Kim and Dennis Briggs, a married team of Raymond James advisers located in Clearwater, Florida, have certainly taken the idea of what they call “comprehensive financial planning” to heart.

“It’s the core of our approach with our clients.” says Kim. “Figuring out what your clients’ goals and hopes are, and what their preferences are, is the art. The science is when we identify what current and future resources are, and put that together with their goals so they can live the way they want to live.”

“People never come in and say they want a comprehensive financial plan for their life,” Dennis says. “Never! We have to ease them into doing that.”

Rather, he says, what might happen is a client comes in and says they want to buy a summer home up North, where they have family. “And we may have to say, ‘Okay. Where are you going to take that money from? Because you don’t have the money to do that.’”

He says he’ll then explain all the costs involved in owning a home that will be used, at most, several months a year. Then he’ll break that down to the cost per day, and point out that the couple could do better renting each summer, “or even perhaps staying at a Ritz-Carlton.”
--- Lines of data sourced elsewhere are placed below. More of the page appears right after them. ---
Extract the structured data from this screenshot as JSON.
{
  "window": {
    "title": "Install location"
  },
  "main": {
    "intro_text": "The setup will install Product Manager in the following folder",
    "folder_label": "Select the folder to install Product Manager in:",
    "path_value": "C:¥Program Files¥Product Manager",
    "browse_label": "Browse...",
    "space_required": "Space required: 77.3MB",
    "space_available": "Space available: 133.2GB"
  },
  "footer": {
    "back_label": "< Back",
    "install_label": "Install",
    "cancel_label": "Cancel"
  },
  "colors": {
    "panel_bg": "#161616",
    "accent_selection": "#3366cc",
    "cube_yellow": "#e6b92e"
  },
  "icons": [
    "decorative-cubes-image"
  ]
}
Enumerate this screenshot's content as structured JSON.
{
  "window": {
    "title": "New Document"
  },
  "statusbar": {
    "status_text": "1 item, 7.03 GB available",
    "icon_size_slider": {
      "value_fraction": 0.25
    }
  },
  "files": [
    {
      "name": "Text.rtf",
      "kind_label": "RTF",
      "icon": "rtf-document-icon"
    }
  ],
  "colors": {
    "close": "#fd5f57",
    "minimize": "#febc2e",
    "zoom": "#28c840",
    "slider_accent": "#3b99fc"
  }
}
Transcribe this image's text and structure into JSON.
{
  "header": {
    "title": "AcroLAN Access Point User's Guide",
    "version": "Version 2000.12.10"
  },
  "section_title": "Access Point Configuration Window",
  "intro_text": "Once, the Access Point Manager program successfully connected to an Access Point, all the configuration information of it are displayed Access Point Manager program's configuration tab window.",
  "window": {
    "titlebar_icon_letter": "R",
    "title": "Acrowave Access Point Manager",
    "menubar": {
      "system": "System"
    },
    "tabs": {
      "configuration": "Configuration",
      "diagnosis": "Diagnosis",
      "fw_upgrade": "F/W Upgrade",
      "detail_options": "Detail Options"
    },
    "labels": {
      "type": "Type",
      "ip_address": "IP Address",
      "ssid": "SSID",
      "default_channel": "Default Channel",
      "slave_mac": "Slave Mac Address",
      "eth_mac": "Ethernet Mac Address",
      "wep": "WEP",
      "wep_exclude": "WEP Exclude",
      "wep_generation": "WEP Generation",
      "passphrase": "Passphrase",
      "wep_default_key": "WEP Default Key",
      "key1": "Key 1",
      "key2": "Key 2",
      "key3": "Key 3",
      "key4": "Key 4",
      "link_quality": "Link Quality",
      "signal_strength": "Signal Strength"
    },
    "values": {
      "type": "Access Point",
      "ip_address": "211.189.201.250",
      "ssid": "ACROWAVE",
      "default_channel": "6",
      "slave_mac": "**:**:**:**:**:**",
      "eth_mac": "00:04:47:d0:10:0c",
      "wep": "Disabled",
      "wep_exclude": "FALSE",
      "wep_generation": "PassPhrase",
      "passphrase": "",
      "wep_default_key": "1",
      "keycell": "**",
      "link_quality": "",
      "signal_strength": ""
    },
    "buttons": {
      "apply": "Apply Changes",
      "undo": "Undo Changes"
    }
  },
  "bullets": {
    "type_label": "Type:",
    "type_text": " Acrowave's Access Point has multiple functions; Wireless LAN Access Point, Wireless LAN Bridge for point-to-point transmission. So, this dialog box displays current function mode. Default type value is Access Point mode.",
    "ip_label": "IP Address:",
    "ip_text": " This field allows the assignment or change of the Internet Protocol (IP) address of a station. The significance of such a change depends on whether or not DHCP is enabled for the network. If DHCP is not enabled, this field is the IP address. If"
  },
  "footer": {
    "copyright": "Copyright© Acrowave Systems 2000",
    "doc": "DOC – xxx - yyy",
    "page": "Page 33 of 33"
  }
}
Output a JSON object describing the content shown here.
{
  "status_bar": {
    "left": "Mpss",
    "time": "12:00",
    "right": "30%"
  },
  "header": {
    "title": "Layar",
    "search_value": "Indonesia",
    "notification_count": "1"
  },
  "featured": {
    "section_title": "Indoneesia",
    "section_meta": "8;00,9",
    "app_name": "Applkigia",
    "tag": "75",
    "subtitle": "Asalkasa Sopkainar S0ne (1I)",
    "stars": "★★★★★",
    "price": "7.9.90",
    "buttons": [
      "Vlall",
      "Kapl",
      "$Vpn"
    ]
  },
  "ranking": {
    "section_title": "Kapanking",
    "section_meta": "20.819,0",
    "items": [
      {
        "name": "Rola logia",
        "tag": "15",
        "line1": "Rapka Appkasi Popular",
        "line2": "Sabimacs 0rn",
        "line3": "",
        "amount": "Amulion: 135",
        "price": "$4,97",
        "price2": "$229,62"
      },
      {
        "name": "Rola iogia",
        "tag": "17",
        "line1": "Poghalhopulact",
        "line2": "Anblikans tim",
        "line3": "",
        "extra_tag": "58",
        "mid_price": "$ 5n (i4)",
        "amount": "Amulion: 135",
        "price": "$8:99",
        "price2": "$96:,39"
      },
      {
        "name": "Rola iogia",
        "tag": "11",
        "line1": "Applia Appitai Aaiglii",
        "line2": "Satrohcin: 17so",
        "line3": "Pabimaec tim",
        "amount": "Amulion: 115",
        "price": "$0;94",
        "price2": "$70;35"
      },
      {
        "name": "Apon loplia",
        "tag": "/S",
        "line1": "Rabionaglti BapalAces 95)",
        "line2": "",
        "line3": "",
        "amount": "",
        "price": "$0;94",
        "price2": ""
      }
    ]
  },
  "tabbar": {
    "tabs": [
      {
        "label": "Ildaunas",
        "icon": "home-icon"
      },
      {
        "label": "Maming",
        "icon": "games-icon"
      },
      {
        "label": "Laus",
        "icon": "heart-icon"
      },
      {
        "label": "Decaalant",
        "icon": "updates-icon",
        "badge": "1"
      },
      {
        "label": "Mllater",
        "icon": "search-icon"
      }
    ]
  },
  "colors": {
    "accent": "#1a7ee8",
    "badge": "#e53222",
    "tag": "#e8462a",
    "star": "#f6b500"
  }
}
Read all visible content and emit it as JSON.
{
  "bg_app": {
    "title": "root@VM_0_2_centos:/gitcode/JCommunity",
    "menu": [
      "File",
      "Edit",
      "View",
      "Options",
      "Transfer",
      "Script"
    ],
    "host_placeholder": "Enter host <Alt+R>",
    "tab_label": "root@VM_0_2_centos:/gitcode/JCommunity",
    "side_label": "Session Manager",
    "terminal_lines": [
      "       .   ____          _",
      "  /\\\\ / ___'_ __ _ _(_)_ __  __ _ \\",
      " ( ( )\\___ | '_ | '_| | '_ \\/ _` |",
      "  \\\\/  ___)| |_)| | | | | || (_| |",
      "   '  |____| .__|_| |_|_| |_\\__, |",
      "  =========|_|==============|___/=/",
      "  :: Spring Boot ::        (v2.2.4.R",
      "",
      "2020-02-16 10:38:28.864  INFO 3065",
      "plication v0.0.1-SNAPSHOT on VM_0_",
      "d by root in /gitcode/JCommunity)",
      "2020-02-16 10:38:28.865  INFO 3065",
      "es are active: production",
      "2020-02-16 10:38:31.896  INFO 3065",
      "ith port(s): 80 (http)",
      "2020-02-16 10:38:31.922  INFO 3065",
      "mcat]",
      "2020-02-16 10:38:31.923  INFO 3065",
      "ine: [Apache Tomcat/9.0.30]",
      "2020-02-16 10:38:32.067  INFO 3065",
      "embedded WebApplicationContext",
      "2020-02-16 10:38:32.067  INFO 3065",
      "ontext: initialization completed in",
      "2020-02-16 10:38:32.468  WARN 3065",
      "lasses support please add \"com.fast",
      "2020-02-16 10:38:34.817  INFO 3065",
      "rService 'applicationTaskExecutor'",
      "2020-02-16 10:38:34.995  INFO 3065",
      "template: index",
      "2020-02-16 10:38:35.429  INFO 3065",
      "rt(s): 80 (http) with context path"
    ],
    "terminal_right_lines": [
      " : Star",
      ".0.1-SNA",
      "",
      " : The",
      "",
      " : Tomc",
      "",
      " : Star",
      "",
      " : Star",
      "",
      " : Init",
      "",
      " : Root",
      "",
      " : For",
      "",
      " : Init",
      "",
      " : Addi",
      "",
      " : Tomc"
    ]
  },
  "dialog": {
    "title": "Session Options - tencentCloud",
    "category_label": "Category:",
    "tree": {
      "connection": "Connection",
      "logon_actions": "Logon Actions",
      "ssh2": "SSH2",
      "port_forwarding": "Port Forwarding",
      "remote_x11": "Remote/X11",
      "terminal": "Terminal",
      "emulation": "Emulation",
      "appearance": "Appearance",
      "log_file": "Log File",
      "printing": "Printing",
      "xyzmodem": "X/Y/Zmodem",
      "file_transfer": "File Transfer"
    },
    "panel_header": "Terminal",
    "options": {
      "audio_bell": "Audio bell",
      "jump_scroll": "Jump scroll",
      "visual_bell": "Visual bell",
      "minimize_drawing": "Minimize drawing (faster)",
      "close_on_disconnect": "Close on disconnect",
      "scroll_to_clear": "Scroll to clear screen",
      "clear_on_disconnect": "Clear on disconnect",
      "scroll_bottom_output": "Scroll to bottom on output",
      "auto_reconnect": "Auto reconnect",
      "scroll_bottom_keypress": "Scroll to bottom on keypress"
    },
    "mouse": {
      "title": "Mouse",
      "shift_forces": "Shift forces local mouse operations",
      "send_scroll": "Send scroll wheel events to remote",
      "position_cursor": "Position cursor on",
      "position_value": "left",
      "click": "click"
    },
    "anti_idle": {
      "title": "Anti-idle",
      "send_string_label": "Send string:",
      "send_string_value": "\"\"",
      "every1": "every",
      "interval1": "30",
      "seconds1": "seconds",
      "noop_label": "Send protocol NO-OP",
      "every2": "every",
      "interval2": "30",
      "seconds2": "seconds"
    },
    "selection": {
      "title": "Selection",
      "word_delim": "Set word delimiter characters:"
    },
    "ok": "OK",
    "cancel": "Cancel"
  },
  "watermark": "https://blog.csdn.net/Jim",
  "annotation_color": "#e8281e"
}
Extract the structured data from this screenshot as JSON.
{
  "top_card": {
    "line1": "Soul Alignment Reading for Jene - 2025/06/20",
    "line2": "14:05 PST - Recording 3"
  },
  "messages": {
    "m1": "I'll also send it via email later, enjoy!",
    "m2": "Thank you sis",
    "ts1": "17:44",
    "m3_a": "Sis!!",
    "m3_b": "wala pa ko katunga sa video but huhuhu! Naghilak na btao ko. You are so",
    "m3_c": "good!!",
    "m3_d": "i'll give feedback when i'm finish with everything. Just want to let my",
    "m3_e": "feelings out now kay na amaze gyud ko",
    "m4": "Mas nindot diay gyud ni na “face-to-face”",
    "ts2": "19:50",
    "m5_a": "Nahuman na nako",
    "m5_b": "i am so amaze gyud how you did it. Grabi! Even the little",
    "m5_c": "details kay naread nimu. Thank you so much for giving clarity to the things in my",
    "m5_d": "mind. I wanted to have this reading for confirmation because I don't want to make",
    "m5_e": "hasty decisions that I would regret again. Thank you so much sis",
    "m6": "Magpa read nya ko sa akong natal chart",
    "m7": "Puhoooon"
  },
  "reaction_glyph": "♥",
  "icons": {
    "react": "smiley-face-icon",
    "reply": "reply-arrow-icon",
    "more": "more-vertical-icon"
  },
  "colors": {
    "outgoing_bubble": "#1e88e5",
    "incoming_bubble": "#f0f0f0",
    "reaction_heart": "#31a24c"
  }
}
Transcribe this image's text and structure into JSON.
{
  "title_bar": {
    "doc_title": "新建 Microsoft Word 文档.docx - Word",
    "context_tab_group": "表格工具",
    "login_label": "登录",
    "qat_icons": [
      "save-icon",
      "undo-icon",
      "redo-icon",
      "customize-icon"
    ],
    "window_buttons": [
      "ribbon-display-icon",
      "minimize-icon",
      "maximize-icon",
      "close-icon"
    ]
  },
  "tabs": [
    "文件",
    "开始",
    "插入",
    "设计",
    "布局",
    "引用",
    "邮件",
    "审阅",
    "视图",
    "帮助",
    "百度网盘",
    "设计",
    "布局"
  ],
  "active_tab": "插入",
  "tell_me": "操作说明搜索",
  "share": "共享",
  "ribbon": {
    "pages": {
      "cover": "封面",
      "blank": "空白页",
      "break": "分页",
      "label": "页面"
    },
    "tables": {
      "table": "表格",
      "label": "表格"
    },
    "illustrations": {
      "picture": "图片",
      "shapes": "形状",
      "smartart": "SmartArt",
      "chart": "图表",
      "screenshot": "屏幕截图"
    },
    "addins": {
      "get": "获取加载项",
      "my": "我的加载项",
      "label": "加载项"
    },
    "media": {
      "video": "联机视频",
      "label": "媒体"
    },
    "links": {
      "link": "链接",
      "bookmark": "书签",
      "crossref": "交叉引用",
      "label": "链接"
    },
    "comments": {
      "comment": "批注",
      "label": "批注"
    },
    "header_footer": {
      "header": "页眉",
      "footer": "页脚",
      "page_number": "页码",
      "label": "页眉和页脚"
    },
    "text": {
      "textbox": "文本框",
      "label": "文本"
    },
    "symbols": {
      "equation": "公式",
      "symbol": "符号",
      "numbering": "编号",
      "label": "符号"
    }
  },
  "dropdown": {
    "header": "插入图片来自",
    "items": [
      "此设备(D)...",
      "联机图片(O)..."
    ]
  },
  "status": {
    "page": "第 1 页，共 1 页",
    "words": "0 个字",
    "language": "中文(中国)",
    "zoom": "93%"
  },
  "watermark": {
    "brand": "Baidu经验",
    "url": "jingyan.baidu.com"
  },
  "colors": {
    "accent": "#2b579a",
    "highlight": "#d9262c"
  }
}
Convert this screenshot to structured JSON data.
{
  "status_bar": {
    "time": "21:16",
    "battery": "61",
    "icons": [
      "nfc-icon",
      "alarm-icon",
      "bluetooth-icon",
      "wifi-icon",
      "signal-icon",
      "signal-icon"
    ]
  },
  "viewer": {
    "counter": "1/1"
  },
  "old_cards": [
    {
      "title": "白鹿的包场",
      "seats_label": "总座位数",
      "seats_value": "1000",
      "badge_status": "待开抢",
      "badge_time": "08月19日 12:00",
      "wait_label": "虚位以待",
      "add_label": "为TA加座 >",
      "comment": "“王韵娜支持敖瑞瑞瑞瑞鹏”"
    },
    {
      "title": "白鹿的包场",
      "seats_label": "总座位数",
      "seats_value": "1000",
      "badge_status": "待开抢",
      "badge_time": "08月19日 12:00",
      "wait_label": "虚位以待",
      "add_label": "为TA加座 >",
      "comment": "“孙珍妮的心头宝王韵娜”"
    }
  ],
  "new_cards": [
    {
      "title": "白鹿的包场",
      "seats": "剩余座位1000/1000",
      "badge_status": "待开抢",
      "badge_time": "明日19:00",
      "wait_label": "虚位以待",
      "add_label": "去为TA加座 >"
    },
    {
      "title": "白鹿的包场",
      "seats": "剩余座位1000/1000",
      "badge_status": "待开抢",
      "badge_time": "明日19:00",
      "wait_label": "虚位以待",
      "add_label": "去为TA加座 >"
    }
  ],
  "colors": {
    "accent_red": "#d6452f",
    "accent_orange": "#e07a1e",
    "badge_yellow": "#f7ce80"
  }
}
“We find that a lot of the problems people bring us are emotional, and sometimes it can even be that they’re not spending enough,” he says.

To which Kim adds, “A lot of the solutions are common sense. We are kind of a conscience for our clients.”

Kim says she and her husband began making comprehensive financial planning a centerpiece of their approach to advising in 1999, when Dennis earned his CFP. By 2006, a decade ago, about 60% of new assets were from clients who wanted such holistic planning. By 2011 it was 62%, and in 2013, 70%.

Today, she says, 73% of new client assets — $10.5 million out of $14.4 million — belong to their comprehensive planning clients, with the rest coming from established clients not interested in that type of advice.

The Briggs say that, these days, only about 10% of their planning sessions with clients involve managing their investments. Much of the rest of the time they give advice that can’t easily be monetized.

But, says Dennis, “We’re well-compensated, and our referrals are great. Also the job’s a lot more fun and fulfilling than my E.F. Hutton days, when we were just selling bonds.”